The game was published by Reverb Triple XP, an initiative of Reverb Communications, until December 15, 2020 when it was announced Fenix Fire Entertainment had purchased the publishing rights. The developers said Reverb helped with the crafting elements of the game. The developers mentioned they were from a "Nintendo background", and said they liked the ease of use in Nintendo games and how people were able to "just jump right in and everything is intuitive". McRae said it was an amazing feeling being able to share the game with people who shared their "fascination with near-future space exploration".

On September 16, 2016, it was announced that Osiris: New Dawn was going to be released onto the Steam Early Access program. It was released on September 28, 2016, and the developers had plans to release the full version sometime in 2017, along with PlayStation 4 and Xbox One versions.

===Early access release===
The game was released onto Steam's early access program on September 28, 2016, accompanied by a new trailer. When it was released, the developers were still working on refining and broadening the gameplay. In a press release, Brian McRae said the game's release was the "very beginning of this epic journey", and noted their plans to continue to update and expand the game based on player's feedback. Since the initial Early Access release, many features have been added to the game, including craftable spaceships. One of the biggest additions to the game during early access so far was the "Prometheus II Unearthed" update, which was released on April 27, 2017. The update added a large amount of new content, including more explorable areas, more weapons, and more enemies. In March, McRae told PC Gamer that around 85% of the content suggested by the community had not yet been added to the game. He mentioned plans to add the ability to build "complex space stations" and possibly being able to build biospheres on a space station allowing players to grow food.

==End of Development==
On April 23rd, 2025 the developer posted an update, officially ending development of the game with a promise, that Multiplayer servers would continue to say online.

To the Osiris: New Dawn Community,

After an incredible journey, we're officially sunsetting development on Osiris: New Dawn.

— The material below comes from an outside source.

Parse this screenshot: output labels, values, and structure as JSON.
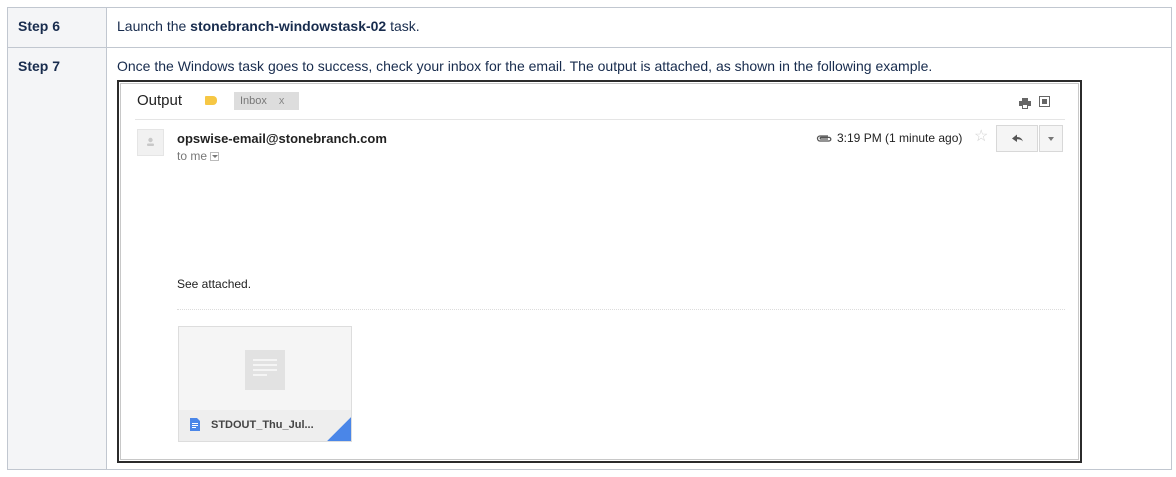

Over the years, your passion, feedback, and support helped shape something truly ambitious. Our team members have since moved on to new chapters, but the memories—and the worlds we created and explored together —will always remain.

The servers will continue to stay online for those who wish to explore, survive, or simply revisit old adventures.

Thank you for being part of this expedition.

— Fenix Fire

==Reception==
While in Early Access, Osiris: New Dawn was awarded the "PAX West Best Survival Game" from MMOGames and the "PAX West Best Indie MMO" from MMORPG. While the game was in early access, it received mixed reviews from critics. On the day it was launched on Steam, the game rose to the top of the current best sellers.

However, during post release, there was much user-generated fallout over the game being largely unfinished and full of bugs, despite being declared otherwise. Within the first month of official release, the game began receiving large amounts of negative reviews, comparable to the amount received during the game's initial Beta launch in 2016, and continued to receive as such in the following weeks.

On January 30, 2023, Fenix Fire issued a Steam announcement post addressing the future plans of the game while also expressing their sentiments. However, the post was largely negatively received, with many players criticizing the company for lack of direction, financial dishonesty, irresponsibility, and poor game quality. The post was later deleted at an unknown point, and the game continued to receive a massive influx of negative reviews. Many of these reviews labeled the game as "abandonware," with some containing inflammatory comments and accusations against the company.

At an unknown time between the announcement and May 24, 2023, the game was officially removed from Steam. However, the game still appears to be downloadable from Fenix Fire's official website.